O Plasmídeo CRISPR/Cas9 KO PAR-4 (m) é um conjunto de plasmídeos concebido para a interrupção direcionada do gene F2rl3 em linhas celulares mouse. Cada plasmídeo coexpressa um RNA guia único (sgRNA) direcionado a um local distinto dentro do F2rl3, juntamente com a nuclease Cas9 de Streptococcus pyogenes. Os plasmídeos também codificam GFP, permitindo a identificação fluorescente e o enriquecimento de células transfectadas com sucesso por microscopia de fluorescência ou citometria de fluxo.
O design multiguia aumenta a probabilidade de gerar inserções ou deleções (indels) que interrompem o quadro de leitura aberto do F2rl3 na sequência da formação de quebras de cadeia dupla mediadas por Cas9. As quebras de ADN introduzidas pelo sistema CRISPR/Cas9 são reparadas através de vias endógenas de junção de extremidades não homólogas (NHEJ), resultando frequentemente em mutações de deslocamento de quadro que abolir a expressão da proteína PAR-4.
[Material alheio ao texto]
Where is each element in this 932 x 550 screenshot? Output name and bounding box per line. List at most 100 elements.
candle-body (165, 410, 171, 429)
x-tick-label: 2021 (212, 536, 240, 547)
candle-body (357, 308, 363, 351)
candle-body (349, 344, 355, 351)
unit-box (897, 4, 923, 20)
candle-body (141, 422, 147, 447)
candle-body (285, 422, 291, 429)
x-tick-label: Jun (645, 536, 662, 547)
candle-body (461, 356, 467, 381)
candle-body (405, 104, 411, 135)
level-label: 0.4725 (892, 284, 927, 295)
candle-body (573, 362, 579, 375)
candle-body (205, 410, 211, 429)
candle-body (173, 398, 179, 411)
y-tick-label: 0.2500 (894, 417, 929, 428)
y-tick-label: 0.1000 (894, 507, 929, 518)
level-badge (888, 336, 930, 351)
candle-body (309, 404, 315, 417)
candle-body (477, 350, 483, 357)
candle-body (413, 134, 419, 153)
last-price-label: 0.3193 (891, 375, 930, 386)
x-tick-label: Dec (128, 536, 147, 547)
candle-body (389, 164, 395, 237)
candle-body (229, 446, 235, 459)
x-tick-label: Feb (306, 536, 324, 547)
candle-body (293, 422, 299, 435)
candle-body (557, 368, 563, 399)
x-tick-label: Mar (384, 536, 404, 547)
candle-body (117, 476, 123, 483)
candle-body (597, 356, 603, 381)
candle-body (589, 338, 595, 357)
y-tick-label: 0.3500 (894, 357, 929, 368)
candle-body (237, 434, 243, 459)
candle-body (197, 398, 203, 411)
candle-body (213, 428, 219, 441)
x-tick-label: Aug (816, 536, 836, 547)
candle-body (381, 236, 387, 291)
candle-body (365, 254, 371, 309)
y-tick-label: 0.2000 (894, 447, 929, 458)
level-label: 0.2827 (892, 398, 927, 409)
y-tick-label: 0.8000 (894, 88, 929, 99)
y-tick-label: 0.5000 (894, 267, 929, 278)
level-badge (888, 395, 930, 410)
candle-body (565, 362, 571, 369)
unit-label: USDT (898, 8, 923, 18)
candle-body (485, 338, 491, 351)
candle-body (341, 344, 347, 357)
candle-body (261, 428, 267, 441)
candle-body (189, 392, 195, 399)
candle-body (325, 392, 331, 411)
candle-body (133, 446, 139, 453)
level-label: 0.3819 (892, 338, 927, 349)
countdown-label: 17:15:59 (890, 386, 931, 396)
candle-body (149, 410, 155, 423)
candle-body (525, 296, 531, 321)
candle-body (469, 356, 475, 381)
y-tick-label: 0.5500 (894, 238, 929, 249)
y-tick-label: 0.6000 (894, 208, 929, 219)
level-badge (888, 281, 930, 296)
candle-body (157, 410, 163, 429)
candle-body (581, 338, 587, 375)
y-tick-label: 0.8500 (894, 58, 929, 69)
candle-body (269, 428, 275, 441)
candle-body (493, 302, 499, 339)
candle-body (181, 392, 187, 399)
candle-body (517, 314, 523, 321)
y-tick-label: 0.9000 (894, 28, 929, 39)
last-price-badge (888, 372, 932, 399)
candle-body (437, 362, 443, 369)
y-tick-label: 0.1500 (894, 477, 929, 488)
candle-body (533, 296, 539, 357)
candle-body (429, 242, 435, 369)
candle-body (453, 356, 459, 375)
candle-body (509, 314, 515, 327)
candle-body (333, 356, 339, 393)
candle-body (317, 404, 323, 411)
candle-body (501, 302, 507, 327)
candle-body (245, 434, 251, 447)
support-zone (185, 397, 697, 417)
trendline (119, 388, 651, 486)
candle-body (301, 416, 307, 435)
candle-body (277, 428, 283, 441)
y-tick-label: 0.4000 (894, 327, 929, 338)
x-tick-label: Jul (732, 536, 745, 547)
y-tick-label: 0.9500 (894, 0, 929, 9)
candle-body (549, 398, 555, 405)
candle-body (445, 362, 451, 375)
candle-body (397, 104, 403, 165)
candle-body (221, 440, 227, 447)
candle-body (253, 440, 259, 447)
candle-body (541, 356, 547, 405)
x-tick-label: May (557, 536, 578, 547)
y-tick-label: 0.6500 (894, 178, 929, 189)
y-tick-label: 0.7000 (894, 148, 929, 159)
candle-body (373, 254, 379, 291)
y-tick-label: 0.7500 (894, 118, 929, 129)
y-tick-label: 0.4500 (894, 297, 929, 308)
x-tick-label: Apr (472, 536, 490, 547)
Este sistema de knockout CRISPR permite a geração eficiente de modelos celulares com deficiência de F2rl3 para a investigação da sinalização de PAR-4, estudos de genómica funcional, investigação em biologia do cancro e avaliação de respostas terapêuticas em linhas celulares humanas.
CRISPRs +/- HDRs
Apenas para uso em investigação. Não se destina a uso diagnóstico ou terapêutico.